Madagascar, l’une des plus grandes îles au monde et l’un des points chauds de la biodiversité mondiale, abrite ainsi pas moins de 15 000 espèces autochtones de plantes terrestres, dont 85 % sont endémiques, notamment plus de 1 000 espèces d’orchidées. Aux îles Hawaï, un petit oiseau continental s’est adapté à la vie insulaire et a fini par donner naissance à près de la moitié de l’ensemble des oiseaux terrestres d’Hawaï. Ses descendants, les honeycreepers hawaïens, comptent plus de 50 espèces, qui ont chacune un bec et une langue différents en fonction de leurs ressources alimentaires : graines, fruits, insectes ou nectar. Ces oiseaux sont de remarquables témoins de l’évolution en milieu insulaire.

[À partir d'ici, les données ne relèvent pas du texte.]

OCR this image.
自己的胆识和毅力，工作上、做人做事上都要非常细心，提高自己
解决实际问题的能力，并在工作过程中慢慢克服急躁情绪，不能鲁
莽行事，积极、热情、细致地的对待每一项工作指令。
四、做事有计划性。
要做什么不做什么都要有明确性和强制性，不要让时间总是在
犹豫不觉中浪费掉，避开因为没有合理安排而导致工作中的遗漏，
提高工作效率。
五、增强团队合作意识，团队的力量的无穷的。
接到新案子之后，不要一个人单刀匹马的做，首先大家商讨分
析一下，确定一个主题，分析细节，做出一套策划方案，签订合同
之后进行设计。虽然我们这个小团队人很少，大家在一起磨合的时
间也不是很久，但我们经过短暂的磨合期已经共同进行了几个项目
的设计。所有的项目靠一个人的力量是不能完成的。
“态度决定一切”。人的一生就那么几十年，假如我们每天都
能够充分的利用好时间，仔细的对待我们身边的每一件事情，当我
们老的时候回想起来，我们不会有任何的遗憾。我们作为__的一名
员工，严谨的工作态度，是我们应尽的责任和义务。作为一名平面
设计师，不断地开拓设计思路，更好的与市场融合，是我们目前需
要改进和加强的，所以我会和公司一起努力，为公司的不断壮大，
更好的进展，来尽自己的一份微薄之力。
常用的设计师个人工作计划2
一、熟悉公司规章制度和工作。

Dodo, tortue géante et pipistrelle
Depuis le début du XVe siècle, la majorité des extinctions d’espèces (61 %) ont eu lieu sur des îles, en raison du braconnage, de la destruction des habitats ou de l’introduction de prédateurs. On connaît le sort du célèbre dodo, une sorte de pigeon aptère de l’île Maurice, à jamais disparu. Il est loin d’être le seul : près de deux douzaines d’espèces insulaires autochtones au total – notamment la tortue géante, extraordinaire par sa taille et sa longévité – ont déserté les îles Mascareignes, dans le sud-ouest de l’océan Indien.
La majorité des extinctions d’espèces dans le monde ont eu lieu sur des îles
Mais les extinctions n’appartiennent pas qu’au passé. À Kiribati, la pipistrelle de l’île Kiritimati, une minuscule chauve-souris pesant moins de 5 grammes, a été déclarée éteinte en 2012. Les mesures de conservation prises pour la sauver ont été trop tardives : son dernier cri a été détecté en 2009.
Une étude portant sur près de 3 000 oiseaux, mammifères, reptiles et amphibiens en danger ou en danger critique d’extinction selon les critères de la Liste rouge des espèces menacées de l’Union internationale pour la conservation de la nature (UICN), a révélé que 41 % de ces animaux en voie de disparition se reproduisaient en milieu insulaire. Cela met en évidence la stupéfiante concentration d’espèces menacées d’extinction sur une aussi petite portion de la planète.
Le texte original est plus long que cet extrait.